In Demaj v. Sakaj, 2012 WL 3822015 (D.Conn.) respondent moved to exclude any testimony or other evidence relating to "parental alienation syndrome," in that "[d]isclosures by ...Petitioner as to the testimony expected from Dr. Benjamin Garber indicate that he will testify about the concept of parental alienation syndrome."

The District Court observed that under ICARA and the Hague Convention, there was not one published decision that relied to any degree on the "parental alienation syndrome." It concluded that "parental alienation" was not, and will not be, permitted.

The Court pointed out that in Karkkainen v. Kovalchuk, 445 F.2d 280, 288 (3d Cir.2006), the petitioner-mother argued on appeal that the district court had abused its discretion by appointing an expert to evaluate the daughter's "level of maturity [who] lacked sufficient experience in 'parental alienation syndrome.' " The petitioner-mother contended that her daughter's desires to remain permanently in the United States were the result of the respondent-father and his second wife having alienated the child from the petitioner, including referring to her as the child's aunt. The issue of parental alienation was irrelevant because the district court held that the United States was the child's habitual residence.

Similarly, in Haimdas v. Haimdas, 720 F.Supp. 183, 207, n. 17 (E.D.N.Y.), aff'd on other grounds, 401 Fed. Appx. 567 (2d Cir.2010), the district court categorically rejected the report and testimony of the petitioner-mother's expert regarding the children's maturity level and any other matter in controversy giving the report and testimony no weight. The district judge described the expert's opinions regarding the potentially distorting effects of the protracted custody battle, parental alienation and ping-pong lifestyle that A.H. and S.H. have experienced, as well as their notable verbal abilities and overall intelligence, essentially confirmed the obvious. The district court observed, Frankly, short of opining as to a mental or emotional pathology, it is hard to fathom what a child psychologist in a Hague Convention case could opine that is not already within the ken of an ordinary finder of fact.

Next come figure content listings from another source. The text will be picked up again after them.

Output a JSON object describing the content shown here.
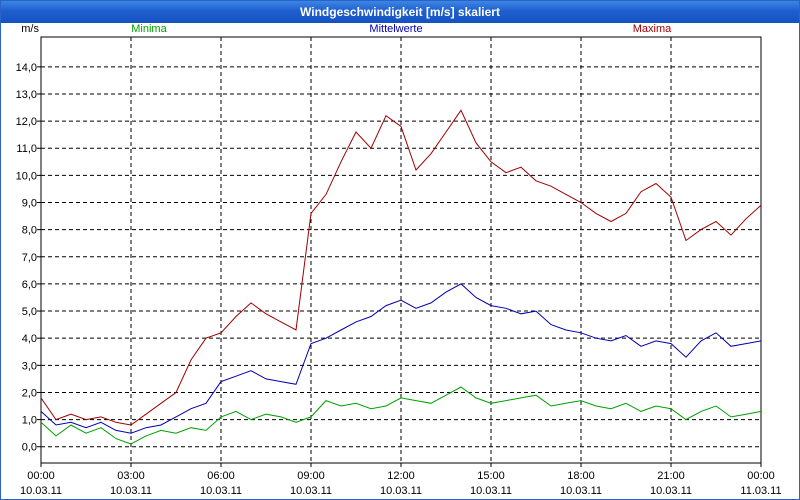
{
  "window": {
    "title": "Windgeschwindigkeit [m/s] skaliert"
  },
  "chart_data": {
    "type": "line",
    "title": "Windgeschwindigkeit [m/s] skaliert",
    "ylabel": "m/s",
    "xlabel": "",
    "ylim": [
      -0.6,
      15.1
    ],
    "xlim": [
      0,
      24
    ],
    "grid": true,
    "y_ticks": [
      "0,0",
      "1,0",
      "2,0",
      "3,0",
      "4,0",
      "5,0",
      "6,0",
      "7,0",
      "8,0",
      "9,0",
      "10,0",
      "11,0",
      "12,0",
      "13,0",
      "14,0"
    ],
    "x_ticks": [
      {
        "time": "00:00",
        "date": "10.03.11"
      },
      {
        "time": "03:00",
        "date": "10.03.11"
      },
      {
        "time": "06:00",
        "date": "10.03.11"
      },
      {
        "time": "09:00",
        "date": "10.03.11"
      },
      {
        "time": "12:00",
        "date": "10.03.11"
      },
      {
        "time": "15:00",
        "date": "10.03.11"
      },
      {
        "time": "18:00",
        "date": "10.03.11"
      },
      {
        "time": "21:00",
        "date": "10.03.11"
      },
      {
        "time": "00:00",
        "date": "11.03.11"
      }
    ],
    "series": [
      {
        "name": "Minima",
        "color": "#00a000",
        "x": [
          0,
          0.5,
          1,
          1.5,
          2,
          2.5,
          3,
          3.5,
          4,
          4.5,
          5,
          5.5,
          6,
          6.5,
          7,
          7.5,
          8,
          8.5,
          9,
          9.5,
          10,
          10.5,
          11,
          11.5,
          12,
          12.5,
          13,
          13.5,
          14,
          14.5,
          15,
          15.5,
          16,
          16.5,
          17,
          17.5,
          18,
          18.5,
          19,
          19.5,
          20,
          20.5,
          21,
          21.5,
          22,
          22.5,
          23,
          23.5,
          24
        ],
        "values": [
          0.9,
          0.4,
          0.8,
          0.5,
          0.7,
          0.3,
          0.1,
          0.4,
          0.6,
          0.5,
          0.7,
          0.6,
          1.1,
          1.3,
          1.0,
          1.2,
          1.1,
          0.9,
          1.1,
          1.7,
          1.5,
          1.6,
          1.4,
          1.5,
          1.8,
          1.7,
          1.6,
          1.9,
          2.2,
          1.8,
          1.6,
          1.7,
          1.8,
          1.9,
          1.5,
          1.6,
          1.7,
          1.5,
          1.4,
          1.6,
          1.3,
          1.5,
          1.4,
          1.0,
          1.3,
          1.5,
          1.1,
          1.2,
          1.3
        ]
      },
      {
        "name": "Mittelwerte",
        "color": "#0000b0",
        "x": [
          0,
          0.5,
          1,
          1.5,
          2,
          2.5,
          3,
          3.5,
          4,
          4.5,
          5,
          5.5,
          6,
          6.5,
          7,
          7.5,
          8,
          8.5,
          9,
          9.5,
          10,
          10.5,
          11,
          11.5,
          12,
          12.5,
          13,
          13.5,
          14,
          14.5,
          15,
          15.5,
          16,
          16.5,
          17,
          17.5,
          18,
          18.5,
          19,
          19.5,
          20,
          20.5,
          21,
          21.5,
          22,
          22.5,
          23,
          23.5,
          24
        ],
        "values": [
          1.3,
          0.8,
          0.9,
          0.7,
          0.9,
          0.6,
          0.5,
          0.7,
          0.8,
          1.1,
          1.4,
          1.6,
          2.4,
          2.6,
          2.8,
          2.5,
          2.4,
          2.3,
          3.8,
          4.0,
          4.3,
          4.6,
          4.8,
          5.2,
          5.4,
          5.1,
          5.3,
          5.7,
          6.0,
          5.5,
          5.2,
          5.1,
          4.9,
          5.0,
          4.5,
          4.3,
          4.2,
          4.0,
          3.9,
          4.1,
          3.7,
          3.9,
          3.8,
          3.3,
          3.9,
          4.2,
          3.7,
          3.8,
          3.9
        ]
      },
      {
        "name": "Maxima",
        "color": "#a00000",
        "x": [
          0,
          0.5,
          1,
          1.5,
          2,
          2.5,
          3,
          3.5,
          4,
          4.5,
          5,
          5.5,
          6,
          6.5,
          7,
          7.5,
          8,
          8.5,
          9,
          9.5,
          10,
          10.5,
          11,
          11.5,
          12,
          12.5,
          13,
          13.5,
          14,
          14.5,
          15,
          15.5,
          16,
          16.5,
          17,
          17.5,
          18,
          18.5,
          19,
          19.5,
          20,
          20.5,
          21,
          21.5,
          22,
          22.5,
          23,
          23.5,
          24
        ],
        "values": [
          1.8,
          1.0,
          1.2,
          1.0,
          1.1,
          0.9,
          0.8,
          1.2,
          1.6,
          2.0,
          3.2,
          4.0,
          4.2,
          4.8,
          5.3,
          4.9,
          4.6,
          4.3,
          8.6,
          9.3,
          10.5,
          11.6,
          11.0,
          12.2,
          11.8,
          10.2,
          10.8,
          11.6,
          12.4,
          11.2,
          10.5,
          10.1,
          10.3,
          9.8,
          9.6,
          9.3,
          9.0,
          8.6,
          8.3,
          8.6,
          9.4,
          9.7,
          9.2,
          7.6,
          8.0,
          8.3,
          7.8,
          8.4,
          8.9
        ]
      }
    ]
  }
}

In Garcia v. Angarita, 440 F.Supp.2d 1364,1368 (S.D . Fla.2006), like here, the court had ordered a psychological evaluation of the child, which report the  petitioner-father introduced into evidence. In this report, the expert opined, in rejecting the respondent-mother's defense of grave risk, that any psychological harm to their son would be reduced by the close relationship the children with his paternal relatives, and the "support system" that the petitioner-father had in Colombia. The Court
observed that: "Significantly, Respondent is in a position to greatly reduce this risk, if  she so chooses, by discontinuing the activities which [the expert] believes have resulted in a degree of parental alienation toward Petitioner, and if Respondent returns with the  children to Colombia." The issue of parental alienation was hardly the central focus of that trial.